Particularizing Patent Pleading: Pleading Patent Infringement in a Post-Twombly World
 
Citation:
18 Tex. Intell. Prop. L. J. 449 (2010)
 
Author:
Jonathan L. Moore
 
About:
Associate, Bowman and Brooke LLP, Richmond, Virginia.
 
Abstract:
The Supreme Court’s recent jurisprudence has reinvigorated the role of pleading in civil litigation. As a result, in order to survive a motion to dismiss, plaintiffs must now include more detailed allegations that demonstrate a plausible entitlement to relief. This article examines how these changes interact with the pleading requirements for patent infringement litigation. In recent years, the number of patent infringement lawsuits has increased dramatically, in part because of lax notice pleading requirements. This patent litigation explosion imposes exorbitant costs on defendants and has a detrimental effect on innovation.
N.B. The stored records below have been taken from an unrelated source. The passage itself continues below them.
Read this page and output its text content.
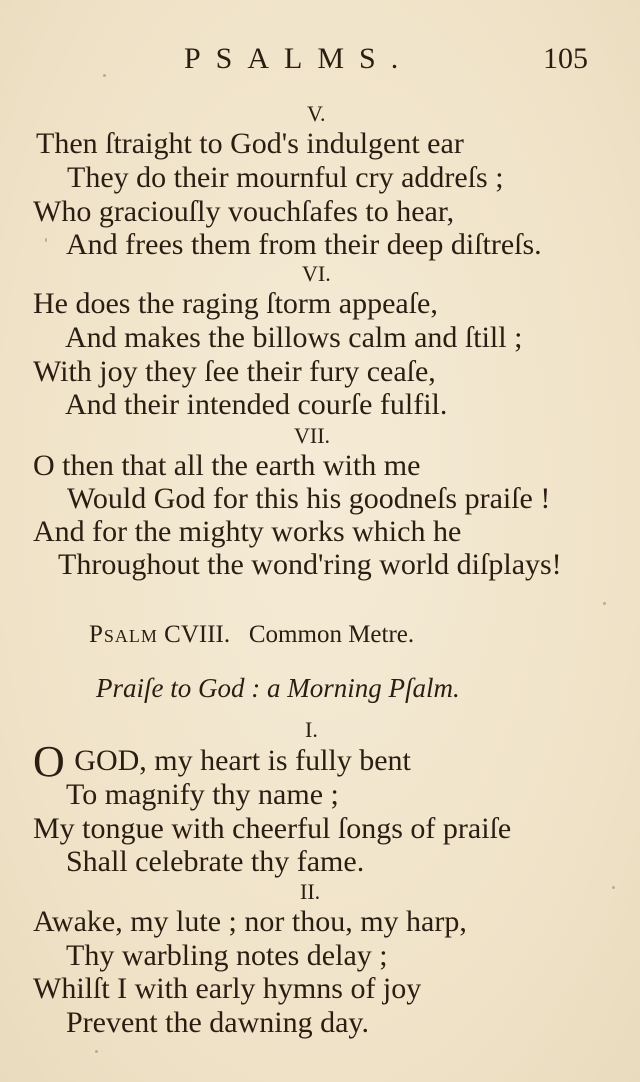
PSALMS.	105
V.
Then ſtraight to God's indulgent ear
They do their mournful cry addreſs ;
Who graciouſly vouchſafes to hear,
And frees them from their deep diſtreſs.
VI.
He does the raging ſtorm appeaſe,
And makes the billows calm and ſtill ;
With joy they ſee their fury ceaſe,
And their intended courſe fulfil.
VII.
O then that all the earth with me
Would God for this his goodneſs praiſe !
And for the mighty works which he
Throughout the wond'ring world diſplays!
Psalm CVIII.   Common Metre.
Praiſe to God : a Morning Pſalm.
I.
O GOD, my heart is fully bent
To magnify thy name ;
My tongue with cheerful ſongs of praiſe
Shall celebrate thy fame.
II.
Awake, my lute ; nor thou, my harp,
Thy warbling notes delay ;
Whilſt I with early hymns of joy
Prevent the dawning day.
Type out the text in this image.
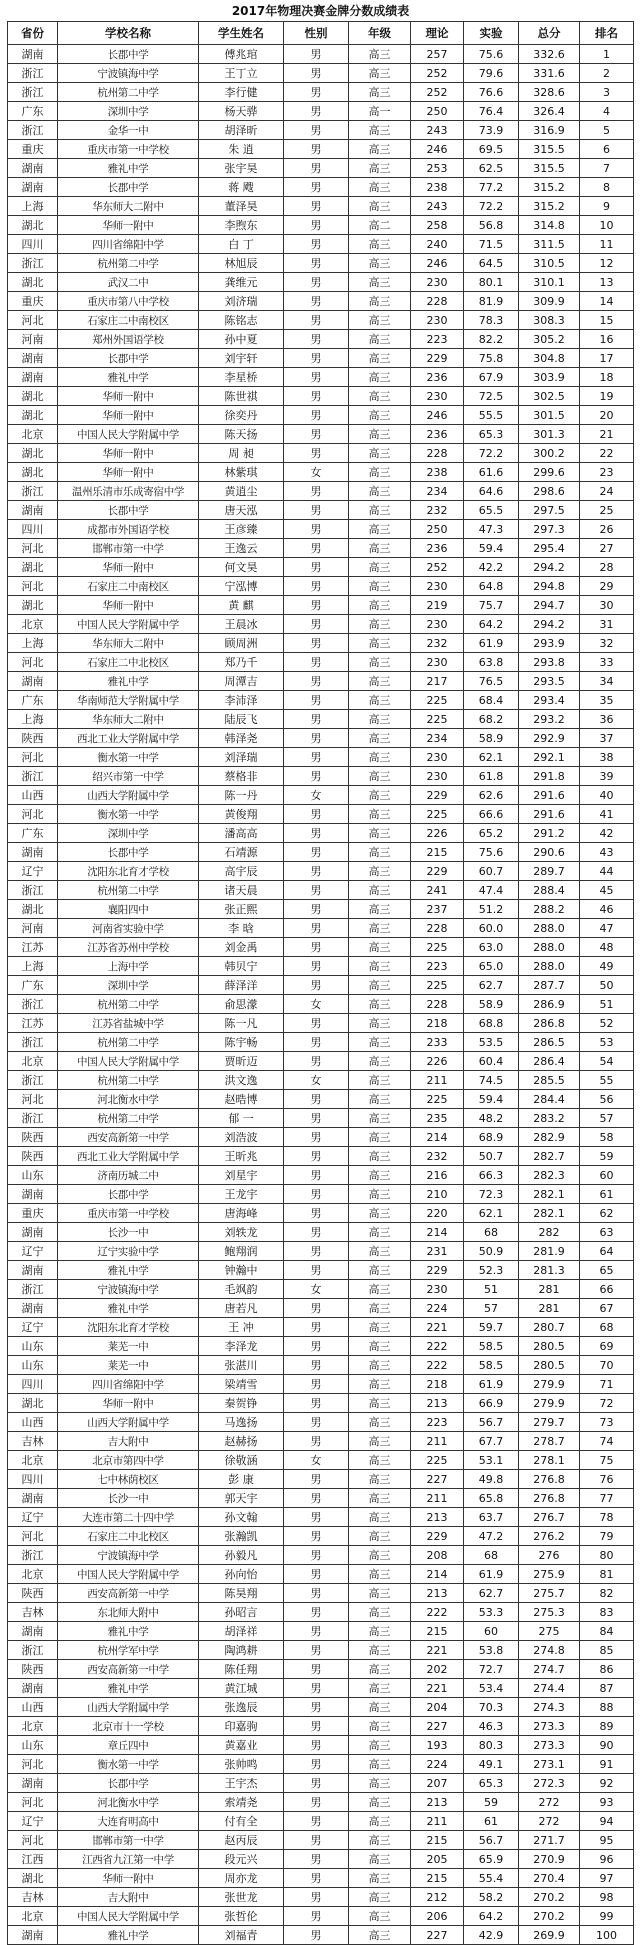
2017年物理决赛金牌分数成绩表								
省份	学校名称	学生姓名	性别	年级	理论	实验	总分	排名
湖南	长郡中学	傅兆琯	男	高三	257	75.6	332.6	1
浙江	宁波镇海中学	王丁立	男	高三	252	79.6	331.6	2
浙江	杭州第二中学	李行健	男	高三	252	76.6	328.6	3
广东	深圳中学	杨天骅	男	高一	250	76.4	326.4	4
浙江	金华一中	胡泽昕	男	高三	243	73.9	316.9	5
重庆	重庆市第一中学校	朱 逍	男	高三	246	69.5	315.5	6
湖南	雅礼中学	张宇昊	男	高三	253	62.5	315.5	7
湖南	长郡中学	蒋 飕	男	高三	238	77.2	315.2	8
上海	华东师大二附中	董泽昊	男	高三	243	72.2	315.2	9
湖北	华师一附中	李煦东	男	高二	258	56.8	314.8	10
四川	四川省绵阳中学	白 丁	男	高三	240	71.5	311.5	11
浙江	杭州第二中学	林旭辰	男	高三	246	64.5	310.5	12
湖北	武汉二中	龚维元	男	高三	230	80.1	310.1	13
重庆	重庆市第八中学校	刘济瑞	男	高三	228	81.9	309.9	14
河北	石家庄二中南校区	陈铭志	男	高三	230	78.3	308.3	15
河南	郑州外国语学校	孙中夏	男	高三	223	82.2	305.2	16
湖南	长郡中学	刘宇轩	男	高三	229	75.8	304.8	17
湖南	雅礼中学	李星桥	男	高三	236	67.9	303.9	18
湖北	华师一附中	陈世祺	男	高三	230	72.5	302.5	19
湖北	华师一附中	徐奕丹	男	高三	246	55.5	301.5	20
北京	中国人民大学附属中学	陈天扬	男	高三	236	65.3	301.3	21
湖北	华师一附中	周 昶	男	高三	228	72.2	300.2	22
湖北	华师一附中	林紫琪	女	高三	238	61.6	299.6	23
浙江	温州乐清市乐成寄宿中学	黄逍尘	男	高三	234	64.6	298.6	24
湖南	长郡中学	唐天泓	男	高三	232	65.5	297.5	25
四川	成都市外国语学校	王彦臻	男	高三	250	47.3	297.3	26
河北	邯郸市第一中学	王逸云	男	高三	236	59.4	295.4	27
湖北	华师一附中	何文昊	男	高三	252	42.2	294.2	28
河北	石家庄二中南校区	宁泓博	男	高三	230	64.8	294.8	29
湖北	华师一附中	黄 麒	男	高三	219	75.7	294.7	30
北京	中国人民大学附属中学	王晨冰	男	高三	230	64.2	294.2	31
上海	华东师大二附中	顾周洲	男	高三	232	61.9	293.9	32
河北	石家庄二中北校区	郑乃千	男	高三	230	63.8	293.8	33
湖南	雅礼中学	周潭吉	男	高三	217	76.5	293.5	34
广东	华南师范大学附属中学	李沛泽	男	高三	225	68.4	293.4	35
上海	华东师大二附中	陆辰飞	男	高三	225	68.2	293.2	36
陕西	西北工业大学附属中学	韩泽尧	男	高三	234	58.9	292.9	37
河北	衡水第一中学	刘泽瑞	男	高三	230	62.1	292.1	38
浙江	绍兴市第一中学	蔡格非	男	高三	230	61.8	291.8	39
山西	山西大学附属中学	陈一丹	女	高三	229	62.6	291.6	40
河北	衡水第一中学	黄俊翔	男	高三	225	66.6	291.6	41
广东	深圳中学	潘高高	男	高三	226	65.2	291.2	42
湖南	长郡中学	石靖源	男	高三	215	75.6	290.6	43
辽宁	沈阳东北育才学校	高宇辰	男	高三	229	60.7	289.7	44
浙江	杭州第二中学	诸天晨	男	高三	241	47.4	288.4	45
湖北	襄阳四中	张正熙	男	高三	237	51.2	288.2	46
河南	河南省实验中学	李 晗	男	高三	228	60.0	288.0	47
江苏	江苏省苏州中学校	刘金禹	男	高三	225	63.0	288.0	48
上海	上海中学	韩贝宁	男	高三	223	65.0	288.0	49
广东	深圳中学	薛泽洋	男	高三	225	62.7	287.7	50
浙江	杭州第二中学	俞思濛	女	高三	228	58.9	286.9	51
江苏	江苏省盐城中学	陈一凡	男	高三	218	68.8	286.8	52
浙江	杭州第二中学	陈宇畅	男	高三	233	53.5	286.5	53
北京	中国人民大学附属中学	贾昕迈	男	高三	226	60.4	286.4	54
浙江	杭州第二中学	洪文逸	女	高三	211	74.5	285.5	55
河北	河北衡水中学	赵晧博	男	高三	225	59.4	284.4	56
浙江	杭州第二中学	郁 一	男	高三	235	48.2	283.2	57
陕西	西安高新第一中学	刘浩波	男	高三	214	68.9	282.9	58
陕西	西北工业大学附属中学	王昕兆	男	高三	232	50.7	282.7	59
山东	济南历城二中	刘星宇	男	高三	216	66.3	282.3	60
湖南	长郡中学	王龙宇	男	高三	210	72.3	282.1	61
重庆	重庆市第一中学校	唐海峰	男	高三	220	62.1	282.1	62
湖南	长沙一中	刘轶龙	男	高三	214	68	282	63
辽宁	辽宁实验中学	鲍翔润	男	高三	231	50.9	281.9	64
湖南	雅礼中学	钟瀚中	男	高三	229	52.3	281.3	65
浙江	宁波镇海中学	毛飒韵	女	高三	230	51	281	66
湖南	雅礼中学	唐若凡	男	高三	224	57	281	67
辽宁	沈阳东北育才学校	王 冲	男	高三	221	59.7	280.7	68
山东	莱芜一中	李泽龙	男	高三	222	58.5	280.5	69
山东	莱芜一中	张湛川	男	高三	222	58.5	280.5	70
四川	四川省绵阳中学	梁靖雪	男	高三	218	61.9	279.9	71
湖北	华师一附中	秦贺铮	男	高三	213	66.9	279.9	72
山西	山西大学附属中学	马逸扬	男	高三	223	56.7	279.7	73
吉林	吉大附中	赵赫扬	男	高三	211	67.7	278.7	74
北京	北京市第四中学	徐敬涵	女	高三	225	53.1	278.1	75
四川	七中林荫校区	彭 康	男	高三	227	49.8	276.8	76
湖南	长沙一中	郭天宇	男	高三	211	65.8	276.8	77
辽宁	大连市第二十四中学	孙文翰	男	高三	213	63.7	276.7	78
河北	石家庄二中北校区	张瀚凯	男	高三	229	47.2	276.2	79
浙江	宁波镇海中学	孙毅凡	男	高三	208	68	276	80
北京	中国人民大学附属中学	孙向怡	男	高三	214	61.9	275.9	81
陕西	西安高新第一中学	陈昊翔	男	高三	213	62.7	275.7	82
吉林	东北师大附中	孙昭言	男	高三	222	53.3	275.3	83
湖南	雅礼中学	胡泽祥	男	高三	215	60	275	84
浙江	杭州学军中学	陶鸿耕	男	高三	221	53.8	274.8	85
陕西	西安高新第一中学	陈任翔	男	高三	202	72.7	274.7	86
湖南	雅礼中学	黄江城	男	高三	221	53.4	274.4	87
山西	山西大学附属中学	张逸辰	男	高三	204	70.3	274.3	88
北京	北京市十一学校	印嘉驹	男	高三	227	46.3	273.3	89
山东	章丘四中	黄嘉业	男	高三	193	80.3	273.3	90
河北	衡水第一中学	张帅鸣	男	高三	224	49.1	273.1	91
湖南	长郡中学	王宇杰	男	高三	207	65.3	272.3	92
河北	河北衡水中学	索靖尧	男	高三	213	59	272	93
辽宁	大连育明高中	付有全	男	高三	211	61	272	94
河北	邯郸市第一中学	赵丙辰	男	高三	215	56.7	271.7	95
江西	江西省九江第一中学	段元兴	男	高三	205	65.9	270.9	96
湖北	华师一附中	周亦龙	男	高三	215	55.4	270.4	97
吉林	吉大附中	张世龙	男	高三	212	58.2	270.2	98
北京	中国人民大学附属中学	张哲伦	男	高三	206	64.2	270.2	99
湖南	雅礼中学	刘福青	男	高三	227	42.9	269.9	100
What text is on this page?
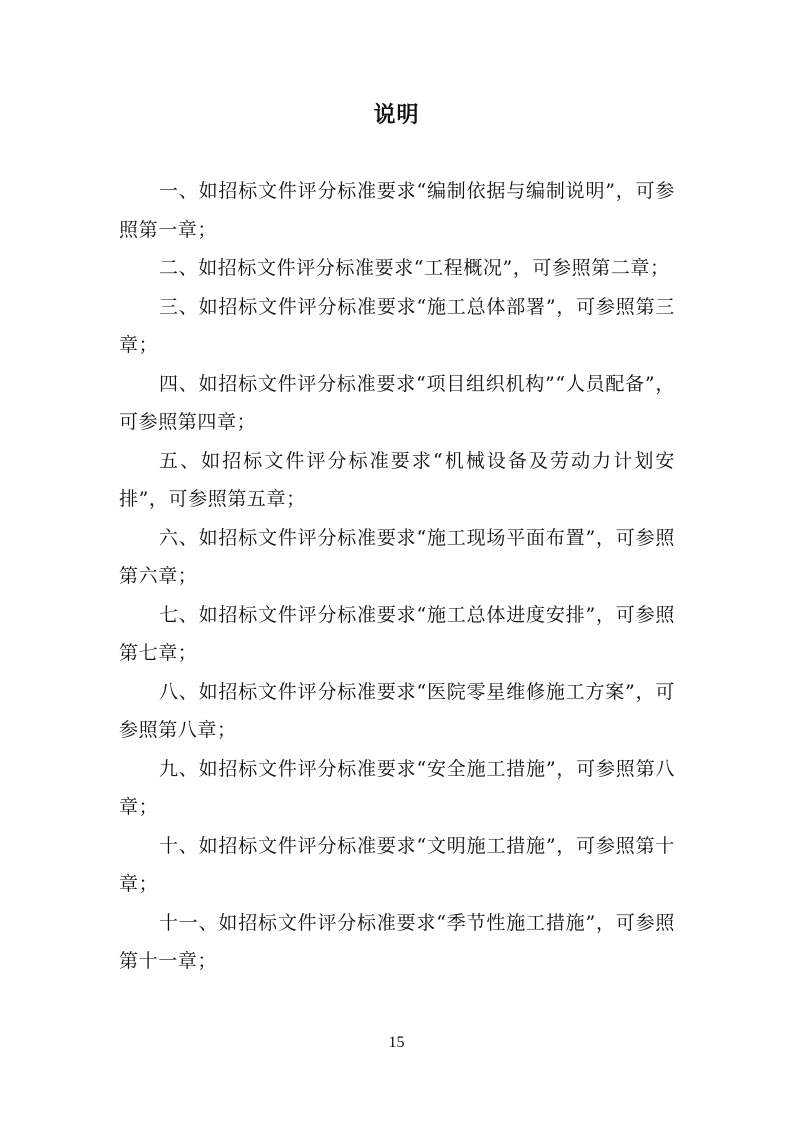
说明

一、如招标文件评分标准要求“编制依据与编制说明”，可参照第一章；

二、如招标文件评分标准要求“工程概况”，可参照第二章；

三、如招标文件评分标准要求“施工总体部署”，可参照第三章；

四、如招标文件评分标准要求“项目组织机构”“人员配备”，可参照第四章；

五、如招标文件评分标准要求“机械设备及劳动力计划安排”，可参照第五章；

六、如招标文件评分标准要求“施工现场平面布置”，可参照第六章；

七、如招标文件评分标准要求“施工总体进度安排”，可参照第七章；

八、如招标文件评分标准要求“医院零星维修施工方案”，可参照第八章；

九、如招标文件评分标准要求“安全施工措施”，可参照第八章；

十、如招标文件评分标准要求“文明施工措施”，可参照第十章；

十一、如招标文件评分标准要求“季节性施工措施”，可参照第十一章；

15
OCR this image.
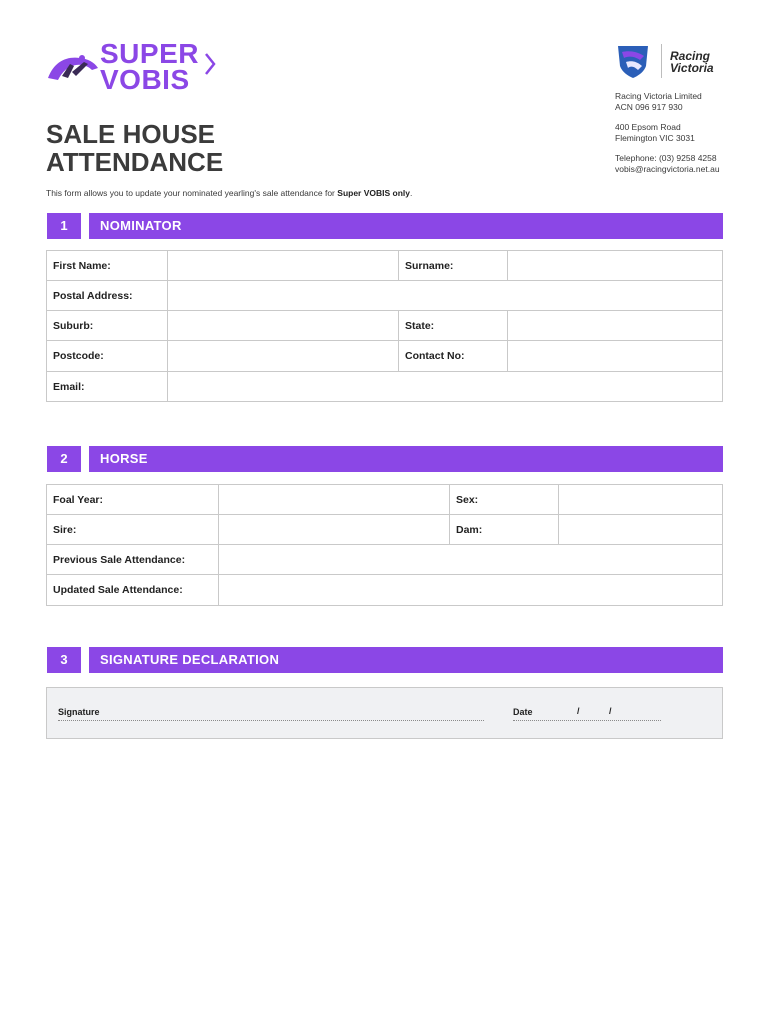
SUPER
VOBIS
Racing
Victoria
Racing Victoria Limited
ACN 096 917 930
400 Epsom Road
Flemington VIC 3031
Telephone: (03) 9258 4258
vobis@racingvictoria.net.au
SALE HOUSE
ATTENDANCE
This form allows you to update your nominated yearling's sale attendance for Super VOBIS only.
1	NOMINATOR
First Name:	Surname:
Postal Address:
Suburb:	State:
Postcode:	Contact No:
Email:
2	HORSE
Foal Year:	Sex:
Sire:	Dam:
Previous Sale Attendance:
Updated Sale Attendance:
3	SIGNATURE DECLARATION
Signature	Date	/	/
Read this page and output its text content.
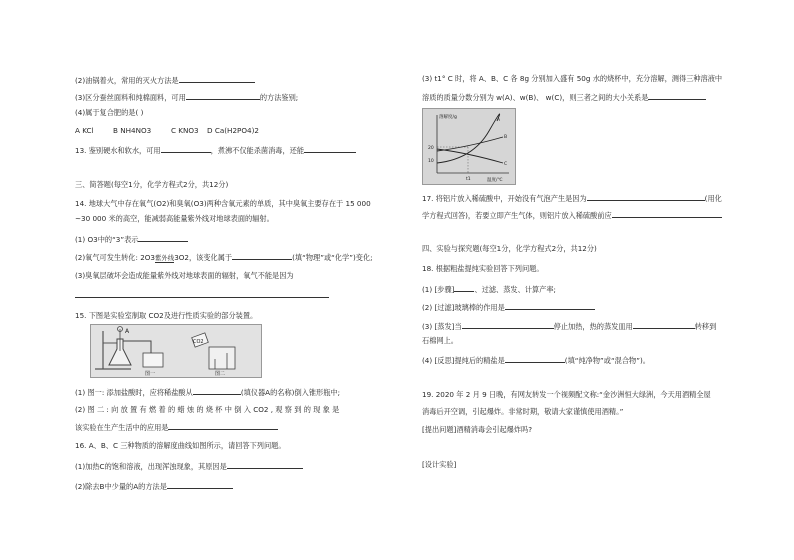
(2)油锅着火，常用的灭火方法是
(3)区分蚕丝面料和纯棉面料，可用	的方法鉴别;
(4)属于复合肥的是( )
A KCl	B NH4NO3	C KNO3 D Ca(H2PO4)2
13. 鉴别硬水和软水，可用	，煮沸不仅能杀菌消毒，还能
三、简答题(每空1分，化学方程式2分，共12分)
14. 地球大气中存在氧气(O2)和臭氧(O3)两种含氧元素的单质，其中臭氧主要存在于 15 000
~30 000 米的高空，能减弱高能量紫外线对地球表面的辐射。
(1) O3中的“3”表示
(2)氧气可发生转化: 2O3紫外线3O2，该变化属于	(填“物理”或“化学”)变化;
(3)臭氧层破坏会造成能量紫外线对地球表面的辐射，氧气不能是因为
15. 下图是实验室制取 CO2及进行性质实验的部分装置。
A
图一
CO2
图二
(1) 图一: 添加盐酸时，应将稀盐酸从	(填仪器A的名称)倒入锥形瓶中;
(2) 图 二 : 向 放 置 有 燃 着 的 蜡 烛 的 烧 杯 中 倒 入 CO2 , 观 察 到 的 现 象 是
该实验在生产生活中的应用是
16. A、B、C 三种物质的溶解度曲线如图所示，请回答下列问题。
(1)加热C的饱和溶液，出现浑浊现象，其原因是
(2)除去B中少量的A的方法是
(3) t1° C 时，将 A、B、C 各 8g 分别加入盛有 50g 水的烧杯中，充分溶解，测得三种溶液中
溶质的质量分数分别为 w(A)、w(B)、 w(C)，则三者之间的大小关系是
溶解度/g
温度/℃
20
10
t1
A
B
C
17. 将铝片放入稀硫酸中，开始没有气泡产生是因为	(用化
学方程式回答)，若要立即产生气体，则铝片放入稀硫酸前应
四、实验与探究题(每空1分，化学方程式2分，共12分)
18. 根据粗盐提纯实验回答下列问题。
(1) [步骤]	、过滤、蒸发、计算产率;
(2) [过滤]玻璃棒的作用是
(3) [蒸发]当	停止加热，热的蒸发皿用	转移到
石棉网上。
(4) [反思]提纯后的精盐是	(填“纯净物”或“混合物”)。
19. 2020 年 2 月 9 日晚，有网友转发一个视频配文称:“金沙洲恒大绿洲，今天用酒精全屋
消毒后开空调，引起爆炸。非常时期，敬请大家谨慎使用酒精。”
[提出问题]酒精消毒会引起爆炸吗?
[设计实验]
As courts begin to apply the new plausibility pleading regime, this article argues that they should seize the opportunity to rein in abusive patent litigation by requiring particularized allegations of infringement. Adopting this regime effectuates Twombly and Iqbal, reduces the number of nuisance-value patent infringement suits, and begins to address the problems that cause the patent system to inhibit, rather than promote, progress in science and the useful arts.